In welchen Fällen ist eine elektronische Identitätsfeststellung rechtlich verbindlich?

Eine elektronische Identitätsfeststellung ist immer dann rechtlich verbindlich, wenn sie auf gesetzlicher Grundlage oder im Rahmen vertraglicher Vereinbarungen ausdrücklich vorgesehen ist. Solche Fälle umfassen unter anderem den Zugang zu Online-Dienstleistungen öffentlicher Stellen (z.B. Bürgerportale, Steuerbehörden) sowie bestimmte rechtsgeschäftliche Vorgänge im privaten Geschäftsverkehr, etwa den Abschluss von Verträgen, bei denen das Gesetz eine Identitätsprüfung verlangt (z. B. § 13 TMG bei Identitätsnachweis im Internet, § 4 Abs. 4 GwG bei geldwäscherechtlichen Identifizierungspflichten). Die rechtliche Verbindlichkeit setzt voraus, dass der verwendete Identifizierungsdienst den Anforderungen der eIDAS-Verordnung entspricht und von den zuständigen Behörden notifiziert wurde.

Welche Pflichten treffen Diensteanbieter im Rahmen der elektronischen Identitätsfeststellung?
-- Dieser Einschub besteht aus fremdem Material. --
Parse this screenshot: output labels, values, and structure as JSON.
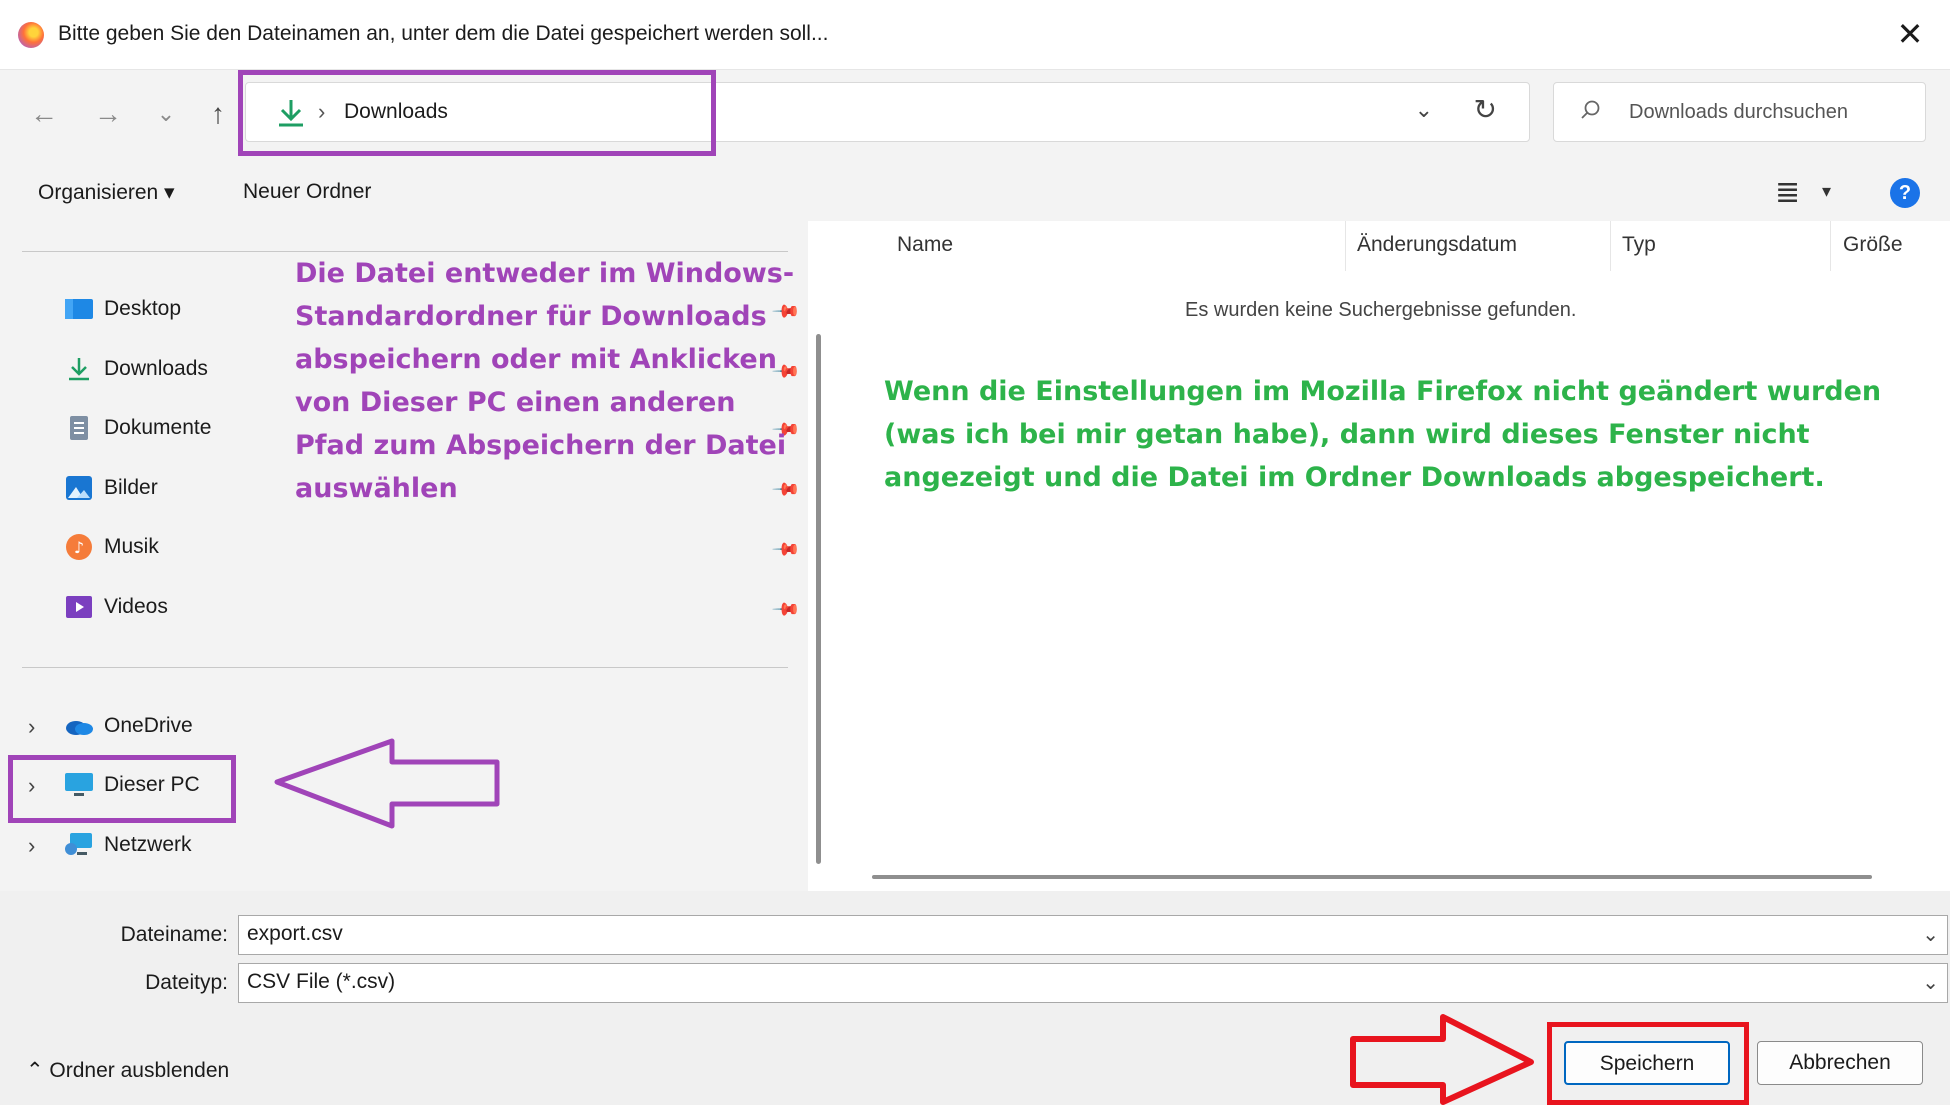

Diensteanbieter, die elektronische Identitätsfeststellungen durchführen, sind verpflichtet, die gesetzlichen Vorgaben zu wahren. Dazu zählt die Einhaltung der datenschutzrechtlichen Vorgaben, insbesondere der Nachweis und die Protokollierung jeder Identifizierung, die Aufklärung der betroffenen Personen über die Datenverarbeitung sowie die Einholung einer informierten Einwilligung. Anbieter müssen technische Maßnahmen ergreifen, um Missbrauch und unbefugte Zugriffe zu verhindern, und haben eine regelmäßige Sicherheitsüberprüfung sowie Zertifizierungen durchzuführen. Ferner treffen die Diensteanbieter Meldepflichten bei Datenschutzverletzungen und die Verpflichtung, auf Anfrage der zuständigen Aufsichtsbehörden Auskünfte zu erteilen.

Wie werden Streitfälle bezüglich der Richtigkeit einer elektronisch festgestellten Identität rechtlich behandelt?

Der Nachweis der Richtigkeit einer elektronisch festgestellten Identität obliegt grundsätzlich demjenigen, der sich auf die Identitätsfeststellung beruft – meist dem Diensteanbieter. Bestehen Zweifel an der Identität, kann die betroffene Person gemäß den einschlägigen Datenschutzbestimmungen Auskunft und Korrektur verlangen (Art. 16 DSGVO). Kommt es zum Streit über die Richtigkeit oder zur missbräuchlichen Verwendung einer Identität, greifen zivilrechtliche und ggf. strafrechtliche Verfahren. Betroffene können Schadensersatzansprüche geltend machen, und bei Verdacht auf Identitätsdiebstahl drohen strafrechtliche Konsequenzen für die Täter. Die Gerichte nutzen in der Regel sachverständige Prüfungen der technischen Abläufe zur Klärung solcher Streitfälle.

Unterliegt die elektronische Identitätsfeststellung einer behördlichen Aufsicht?

Ja, die Durchführung und der Betrieb elektronischer Identitätsfeststellungsdienste unterliegen einer behördlichen Aufsicht. In Deutschland ist das Bundesamt für Sicherheit in der Informationstechnik (BSI) gemäß BSIG für technische Prüfungen und Zertifizierungen zuständig. Datenschutzrechtliche Aufsichten werden durch die jeweiligen Landesdatenschutzbehörden und den Bundesbeauftragten für den Datenschutz und die Informationsfreiheit (BfDI) wahrgenommen. Darüber hinaus werden gemäß eIDAS-Verordnung auf europäischer Ebene Aufsichtsstrukturen vorgehalten, um eine gegenseitige Anerkennung der elektronischen Identitäten sicherzustellen.

Auf welcher rechtlichen Grundlage basiert der grenzüberschreitende Einsatz elektronischer Identitäten?

Der grenzüberschreitende Einsatz elektronischer Identitäten basiert vornehmlich auf der eIDAS-Verordnung (EU) Nr. 910/2014. Sie verpflichtet die EU-Mitgliedstaaten zur gegenseitigen Anerkennung elektronischer Identifizierungsmittel für Online-Dienste öffentlicher Stellen. Damit werden rechtliche Voraussetzungen geschaffen, um etwa die Nutzung deutscher eIDs im Ausland, aber auch die Anerkennung ausländischer Identifizierungsmittel in Deutschland zu ermöglichen. Voraussetzung ist, dass die jeweiligen Identifizierungssysteme von der EU-Kommission notifiziert und für den grenzüberschreitenden Einsatz zertifiziert worden sind.